A formal ingredient-by-ingredient safety assessment is recommended before any clinical development path is considered.
Conclusion and Next Steps
Decision: Hold
Rationale: TxGNN could not generate any repurposing predictions because the submission lacks a resolvable DrugBank ID, an original disease indication, and a single-entity drug structure compatible with the knowledge graph. There is therefore no computational or evidential basis on which to evaluate a new indication.
To proceed, the following is needed:
- Resolve the drug entity problem — Decide whether to evaluate the combination as a whole or select one or more individual active ingredients (e.g., Quinine Sulfate, Berberine) for separate TxGNN submissions with their own DrugBank IDs.
- Define an original indication — Identify what therapeutic claim this combination is intended or historically used for (e.g., musculoskeletal pain, arthritis), to anchor the graph traversal.
- Obtain regulatory status — Confirm whether any component or the combination holds an OTC homeopathic monograph status (e.g., under FDA homeopathic drug guidance) or a foreign market approval, and document the approved indication text.
- Conduct MOA assessment — For any individual ingredient selected for further analysis, retrieve DrugBank mechanism of action data to support a mechanistic rationale.

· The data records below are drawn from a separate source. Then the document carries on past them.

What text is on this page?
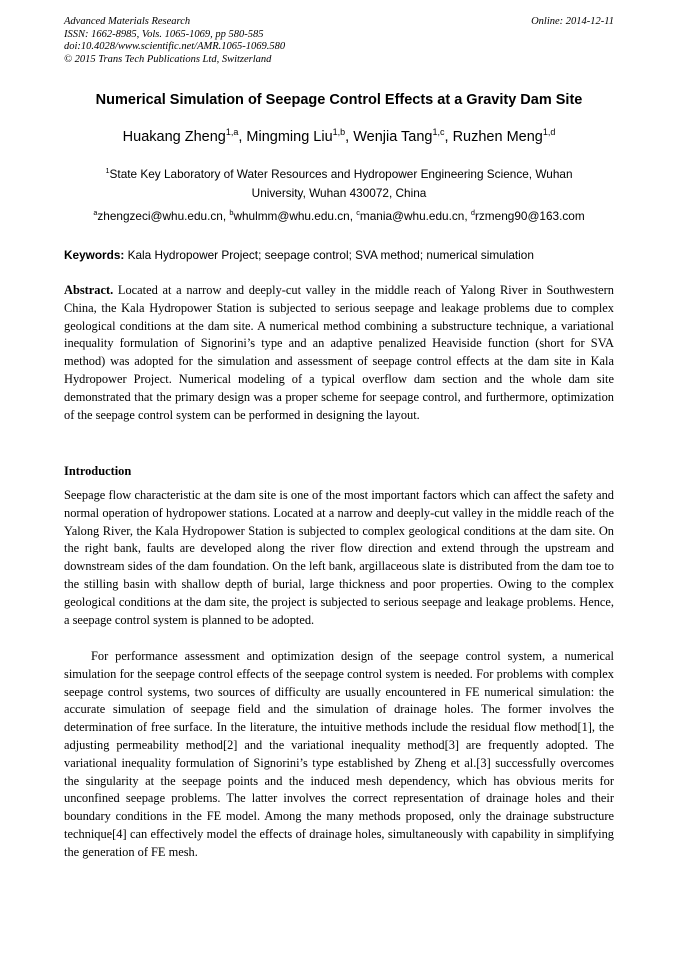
Advanced Materials Research
ISSN: 1662-8985, Vols. 1065-1069, pp 580-585
doi:10.4028/www.scientific.net/AMR.1065-1069.580
© 2015 Trans Tech Publications Ltd, Switzerland
Online: 2014-12-11
Numerical Simulation of Seepage Control Effects at a Gravity Dam Site
Huakang Zheng$^{1,a}$, Mingming Liu$^{1,b}$, Wenjia Tang$^{1,c}$, Ruzhen Meng$^{1,d}$
$^1$State Key Laboratory of Water Resources and Hydropower Engineering Science, Wuhan University, Wuhan 430072, China
$^a$zhengzeci@whu.edu.cn, $^b$whulmm@whu.edu.cn, $^c$mania@whu.edu.cn, $^d$rzmeng90@163.com
Keywords: Kala Hydropower Project; seepage control; SVA method; numerical simulation

Abstract. Located at a narrow and deeply-cut valley in the middle reach of Yalong River in Southwestern China, the Kala Hydropower Station is subjected to serious seepage and leakage problems due to complex geological conditions at the dam site. A numerical method combining a substructure technique, a variational inequality formulation of Signorini’s type and an adaptive penalized Heaviside function (short for SVA method) was adopted for the simulation and assessment of seepage control effects at the dam site in Kala Hydropower Project. Numerical modeling of a typical overflow dam section and the whole dam site demonstrated that the primary design was a proper scheme for seepage control, and furthermore, optimization of the seepage control system can be performed in designing the layout.

Introduction

Seepage flow characteristic at the dam site is one of the most important factors which can affect the safety and normal operation of hydropower stations. Located at a narrow and deeply-cut valley in the middle reach of the Yalong River, the Kala Hydropower Station is subjected to complex geological conditions at the dam site. On the right bank, faults are developed along the river flow direction and extend through the upstream and downstream sides of the dam foundation. On the left bank, argillaceous slate is distributed from the dam toe to the stilling basin with shallow depth of burial, large thickness and poor properties. Owing to the complex geological conditions at the dam site, the project is subjected to serious seepage and leakage problems. Hence, a seepage control system is planned to be adopted.

For performance assessment and optimization design of the seepage control system, a numerical simulation for the seepage control effects of the seepage control system is needed. For problems with complex seepage control systems, two sources of difficulty are usually encountered in FE numerical simulation: the accurate simulation of seepage field and the simulation of drainage holes. The former involves the determination of free surface. In the literature, the intuitive methods include the residual flow method[1], the adjusting permeability method[2] and the variational inequality method[3] are frequently adopted. The variational inequality formulation of Signorini’s type established by Zheng et al.[3] successfully overcomes the singularity at the seepage points and the induced mesh dependency, which has obvious merits for unconfined seepage problems. The latter involves the correct representation of drainage holes and their boundary conditions in the FE model. Among the many methods proposed, only the drainage substructure technique[4] can effectively model the effects of drainage holes, simultaneously with capability in simplifying the generation of FE mesh.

- Safety review — Commission a formal ingredient-level safety dossier covering hepatotoxicity risk (Comfrey, Chelidonium), cardiac risk (Quinine), and sensitization risk (Toxicodendron) before any clinical development step.
Disclaimer
This content is for research purposes only and does not constitute medical advice. Clinical validation is required before any clinical application.